PoC Exploit Released for HPE OneView R Vulnerability

Hey, heads up for anyone using HPE OneView R Vulnerability in the platform. You know, HPE OneView, that popular IT infrastructure management system so many businesses rely on. HPE themselves have already released an advisory on this, so it’s a big deal.

The flaw, tracked as CVE-2025-37164, carries a maximum CVSS score of 10.0, indicating immediate danger to enterprise environments.

The vulnerability allows remote attackers to execute malicious code on affected systems without needing a password or any form of authentication.

A valid Metasploit module has already been published, making it easy for threat actors to weaponize this flaw.

Technical Breakdown

The issue lies within the ID-Pools REST API endpoint of the HPE OneView software.

Specifically, the vulnerability exists in how the application handles the executeCommand parameter. The code explicitly marks the authentication header as “not required.”

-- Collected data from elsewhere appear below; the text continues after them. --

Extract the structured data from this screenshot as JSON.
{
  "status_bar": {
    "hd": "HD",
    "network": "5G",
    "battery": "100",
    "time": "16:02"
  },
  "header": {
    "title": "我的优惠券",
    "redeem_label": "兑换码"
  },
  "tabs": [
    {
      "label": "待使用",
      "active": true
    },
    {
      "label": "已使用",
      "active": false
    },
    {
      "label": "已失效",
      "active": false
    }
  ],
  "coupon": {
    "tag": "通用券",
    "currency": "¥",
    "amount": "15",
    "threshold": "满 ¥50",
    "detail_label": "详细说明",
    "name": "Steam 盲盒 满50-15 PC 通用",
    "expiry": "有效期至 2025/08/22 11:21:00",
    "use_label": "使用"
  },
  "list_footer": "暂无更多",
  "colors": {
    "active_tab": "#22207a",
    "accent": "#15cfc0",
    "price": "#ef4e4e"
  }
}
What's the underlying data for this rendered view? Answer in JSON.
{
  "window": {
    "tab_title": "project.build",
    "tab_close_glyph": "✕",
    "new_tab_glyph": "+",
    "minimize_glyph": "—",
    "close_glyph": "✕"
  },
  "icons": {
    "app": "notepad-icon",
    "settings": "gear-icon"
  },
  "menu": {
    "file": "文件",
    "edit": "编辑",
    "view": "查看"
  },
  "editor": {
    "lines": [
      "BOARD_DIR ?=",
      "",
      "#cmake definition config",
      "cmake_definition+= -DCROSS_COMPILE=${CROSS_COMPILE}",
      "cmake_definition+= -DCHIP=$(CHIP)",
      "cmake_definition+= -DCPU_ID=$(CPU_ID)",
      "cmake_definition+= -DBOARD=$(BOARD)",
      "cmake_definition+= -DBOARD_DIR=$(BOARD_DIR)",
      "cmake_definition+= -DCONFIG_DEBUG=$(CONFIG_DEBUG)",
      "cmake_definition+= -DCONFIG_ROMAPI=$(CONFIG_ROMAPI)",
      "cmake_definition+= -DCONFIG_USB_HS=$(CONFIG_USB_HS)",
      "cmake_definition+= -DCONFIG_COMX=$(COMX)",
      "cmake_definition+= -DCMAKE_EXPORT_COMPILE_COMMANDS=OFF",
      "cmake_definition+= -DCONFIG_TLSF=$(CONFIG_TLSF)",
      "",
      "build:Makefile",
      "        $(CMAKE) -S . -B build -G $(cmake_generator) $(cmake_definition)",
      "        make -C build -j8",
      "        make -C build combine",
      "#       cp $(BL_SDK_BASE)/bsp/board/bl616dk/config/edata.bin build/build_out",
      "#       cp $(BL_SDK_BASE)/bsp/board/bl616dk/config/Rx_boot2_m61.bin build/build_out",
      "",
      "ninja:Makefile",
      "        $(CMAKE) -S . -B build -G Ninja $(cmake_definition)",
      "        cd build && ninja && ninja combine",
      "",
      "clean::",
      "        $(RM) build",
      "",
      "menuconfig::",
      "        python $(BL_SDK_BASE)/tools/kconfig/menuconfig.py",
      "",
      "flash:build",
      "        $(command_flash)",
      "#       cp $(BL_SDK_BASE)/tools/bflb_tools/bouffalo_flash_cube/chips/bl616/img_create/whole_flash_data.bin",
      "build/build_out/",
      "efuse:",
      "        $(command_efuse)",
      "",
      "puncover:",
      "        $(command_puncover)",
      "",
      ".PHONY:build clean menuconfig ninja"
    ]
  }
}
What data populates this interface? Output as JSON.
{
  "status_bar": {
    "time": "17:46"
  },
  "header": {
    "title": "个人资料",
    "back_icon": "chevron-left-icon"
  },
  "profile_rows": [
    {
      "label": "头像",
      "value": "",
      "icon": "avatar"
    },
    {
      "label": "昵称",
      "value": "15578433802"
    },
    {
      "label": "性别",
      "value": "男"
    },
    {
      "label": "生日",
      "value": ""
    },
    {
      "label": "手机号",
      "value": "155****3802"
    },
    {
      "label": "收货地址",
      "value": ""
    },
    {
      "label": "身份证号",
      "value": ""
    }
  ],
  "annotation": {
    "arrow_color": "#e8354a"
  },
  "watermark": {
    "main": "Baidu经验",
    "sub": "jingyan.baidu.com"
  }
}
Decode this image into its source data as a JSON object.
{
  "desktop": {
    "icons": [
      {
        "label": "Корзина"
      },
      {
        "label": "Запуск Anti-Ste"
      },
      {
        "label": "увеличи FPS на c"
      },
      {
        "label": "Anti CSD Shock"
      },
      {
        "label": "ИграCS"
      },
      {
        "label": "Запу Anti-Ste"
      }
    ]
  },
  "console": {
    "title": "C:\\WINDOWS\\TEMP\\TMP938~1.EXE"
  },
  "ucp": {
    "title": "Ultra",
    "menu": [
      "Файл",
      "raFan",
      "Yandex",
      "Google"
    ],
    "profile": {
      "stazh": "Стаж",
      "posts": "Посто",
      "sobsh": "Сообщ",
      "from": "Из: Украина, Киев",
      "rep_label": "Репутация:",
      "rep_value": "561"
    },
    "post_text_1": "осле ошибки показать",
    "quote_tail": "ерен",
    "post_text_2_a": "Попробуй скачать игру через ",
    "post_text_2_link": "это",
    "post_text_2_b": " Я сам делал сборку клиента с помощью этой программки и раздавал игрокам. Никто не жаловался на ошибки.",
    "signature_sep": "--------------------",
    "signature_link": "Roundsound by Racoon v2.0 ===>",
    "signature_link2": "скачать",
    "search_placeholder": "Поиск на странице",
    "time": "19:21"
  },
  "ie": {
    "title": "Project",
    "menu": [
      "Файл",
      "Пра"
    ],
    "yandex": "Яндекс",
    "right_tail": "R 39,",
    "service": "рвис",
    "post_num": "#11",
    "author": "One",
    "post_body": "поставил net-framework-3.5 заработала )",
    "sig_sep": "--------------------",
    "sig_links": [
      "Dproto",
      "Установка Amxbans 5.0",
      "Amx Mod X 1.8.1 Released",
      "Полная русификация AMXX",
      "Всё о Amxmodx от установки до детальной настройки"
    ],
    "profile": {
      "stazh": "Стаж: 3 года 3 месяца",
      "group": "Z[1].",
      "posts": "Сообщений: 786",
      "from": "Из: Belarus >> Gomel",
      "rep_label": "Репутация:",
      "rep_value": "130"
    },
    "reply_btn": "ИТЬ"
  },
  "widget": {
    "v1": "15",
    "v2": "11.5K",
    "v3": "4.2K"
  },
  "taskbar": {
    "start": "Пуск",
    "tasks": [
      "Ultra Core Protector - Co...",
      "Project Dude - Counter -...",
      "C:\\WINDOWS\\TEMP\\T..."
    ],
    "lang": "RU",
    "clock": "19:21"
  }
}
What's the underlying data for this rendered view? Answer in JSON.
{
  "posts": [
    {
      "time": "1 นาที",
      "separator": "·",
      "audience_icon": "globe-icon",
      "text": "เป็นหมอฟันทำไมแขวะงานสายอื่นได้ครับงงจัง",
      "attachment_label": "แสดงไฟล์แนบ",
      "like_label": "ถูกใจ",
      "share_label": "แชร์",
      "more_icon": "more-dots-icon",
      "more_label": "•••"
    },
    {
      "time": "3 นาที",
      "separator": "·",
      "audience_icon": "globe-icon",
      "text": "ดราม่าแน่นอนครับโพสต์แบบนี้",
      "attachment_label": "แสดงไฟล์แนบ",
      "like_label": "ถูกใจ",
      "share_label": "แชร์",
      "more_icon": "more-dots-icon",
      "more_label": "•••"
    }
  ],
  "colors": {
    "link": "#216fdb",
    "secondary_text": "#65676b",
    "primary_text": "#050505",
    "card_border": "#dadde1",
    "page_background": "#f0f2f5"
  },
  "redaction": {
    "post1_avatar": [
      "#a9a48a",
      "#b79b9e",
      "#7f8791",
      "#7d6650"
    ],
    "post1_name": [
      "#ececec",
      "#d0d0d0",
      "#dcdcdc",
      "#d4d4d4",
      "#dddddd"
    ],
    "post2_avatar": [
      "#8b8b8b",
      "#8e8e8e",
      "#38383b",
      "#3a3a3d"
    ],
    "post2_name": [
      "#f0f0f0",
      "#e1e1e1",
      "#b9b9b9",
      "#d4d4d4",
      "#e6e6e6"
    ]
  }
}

This oversight allows an attacker to send a simple JSON command, such as opening a reverse shell, which the server then executes with high privileges.

While HPE’s advisory states that all versions before 11.0 are affected.

According to Rapid7’s analysis, the application accepts user input via a specific API request (PUT /rest/id-pools/executeCommand). However, it fails to verify whether the user is authorized.

Researchers found that the vulnerable “id-pools” feature is primarily active in HPE OneView for HPE Synergy and specific versions of HPE OneView for VMs (Branch 6.x).

HPE has released a hotfix that patches the flaw by blocking access to the vulnerable URL path.

Given the release of public exploit code and the high privileges associated with OneView management consoles, administrators are urged to patch immediately.

Verify your OneView version immediately and apply the vendor-supplied hotfix to prevent unauthorized access to your physical and virtual infrastructure.